As they tried to drive, the drivers could barely see because of the blowing snow, said Andrew Dunn, who drove more than 80 miles from San Diego to Pasadena, California, on Saturday. “It was really scary,” he said.
Dunn posted video of his drive on Facebook along with the caption: “No power for all who try to drive this day.”
The California National Guard said the winds damaged several transmission lines and closed highways in some areas. “A portion of Highway 78 in San Diego County was closed as a result of wind-induced tree and powerline damage,” the governor said.
The heavy winds also knocked out power to parts of San Jose, San Francisco, Los Angeles, Orange County and elsewhere on Saturday. A spokesman for Pacific Gas & Electric said that a wildfire in Los Angeles destroyed homes, and power lines were also forced down in L.A.
Kurtis Alexander, spokesman for Caltrans, said the agency estimated there were about 2,500 trees damaged by the winds, and said there are more than 25,700 power lines damaged.
The winds wreaked havoc in Orange County, where a tree branch hit a car belonging to a California Highway Patrol officer early Saturday morning, according to police. The tree branch fell on the roof of the car and caused significant damage, police said.

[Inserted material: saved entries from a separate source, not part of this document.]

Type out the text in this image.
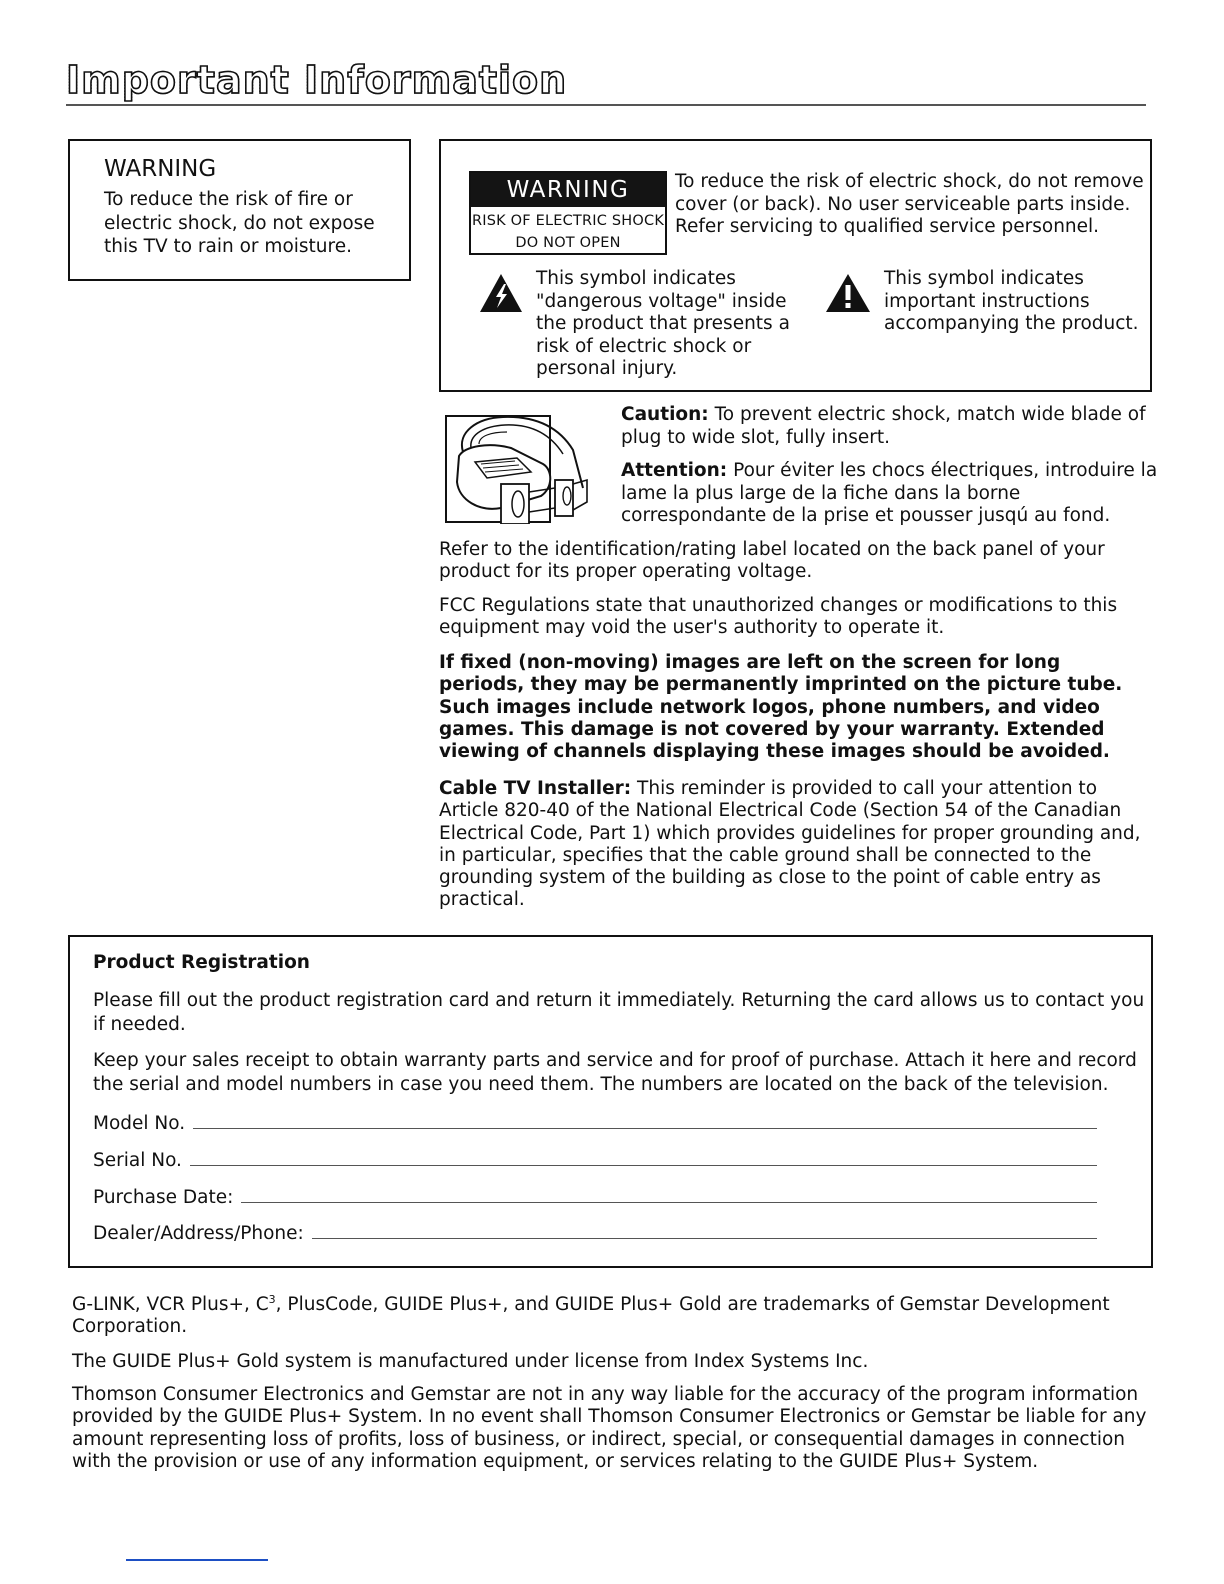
Important Information
WARNING

To reduce the risk of fire or electric shock, do not expose this TV to rain or moisture.

WARNING
RISK OF ELECTRIC SHOCK
DO NOT OPEN

To reduce the risk of electric shock, do not remove cover (or back). No user serviceable parts inside. Refer servicing to qualified service personnel.

This symbol indicates "dangerous voltage" inside the product that presents a risk of electric shock or personal injury.

This symbol indicates important instructions accompanying the product.

Caution: To prevent electric shock, match wide blade of plug to wide slot, fully insert.

Attention: Pour éviter les chocs électriques, introduire la lame la plus large de la fiche dans la borne correspondante de la prise et pousser jusqú au fond.

Refer to the identification/rating label located on the back panel of your product for its proper operating voltage.

FCC Regulations state that unauthorized changes or modifications to this equipment may void the user's authority to operate it.

If fixed (non-moving) images are left on the screen for long periods, they may be permanently imprinted on the picture tube. Such images include network logos, phone numbers, and video games. This damage is not covered by your warranty. Extended viewing of channels displaying these images should be avoided.

Cable TV Installer: This reminder is provided to call your attention to Article 820-40 of the National Electrical Code (Section 54 of the Canadian Electrical Code, Part 1) which provides guidelines for proper grounding and, in particular, specifies that the cable ground shall be connected to the grounding system of the building as close to the point of cable entry as practical.

Product Registration

Please fill out the product registration card and return it immediately. Returning the card allows us to contact you if needed.

Keep your sales receipt to obtain warranty parts and service and for proof of purchase. Attach it here and record the serial and model numbers in case you need them. The numbers are located on the back of the television.

Model No.
Serial No.
Purchase Date:
Dealer/Address/Phone:

G-LINK, VCR Plus+, $C^3$, PlusCode, GUIDE Plus+, and GUIDE Plus+ Gold are trademarks of Gemstar Development Corporation.

The GUIDE Plus+ Gold system is manufactured under license from Index Systems Inc.

Thomson Consumer Electronics and Gemstar are not in any way liable for the accuracy of the program information provided by the GUIDE Plus+ System. In no event shall Thomson Consumer Electronics or Gemstar be liable for any amount representing loss of profits, loss of business, or indirect, special, or consequential damages in connection with the provision or use of any information equipment, or services relating to the GUIDE Plus+ System.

On Sunday night, a tree fell onto a residence in Santa Catalina Island, near San Diego, California, where a man was checking the power lines and was knocked down. He was taken to the hospital in serious condition, authorities said.
On Saturday night, the winds pushed the fires in Northern California and Southern California back on the same route, which had been cleared of fires because of the dry conditions. The winds also blew the fires farther east, burning some of the brush and trees that had been cleared.
California has been struck by wildfires at least 28 times – twice as many as are destroyed by Hurricane Katrina in New Orleans.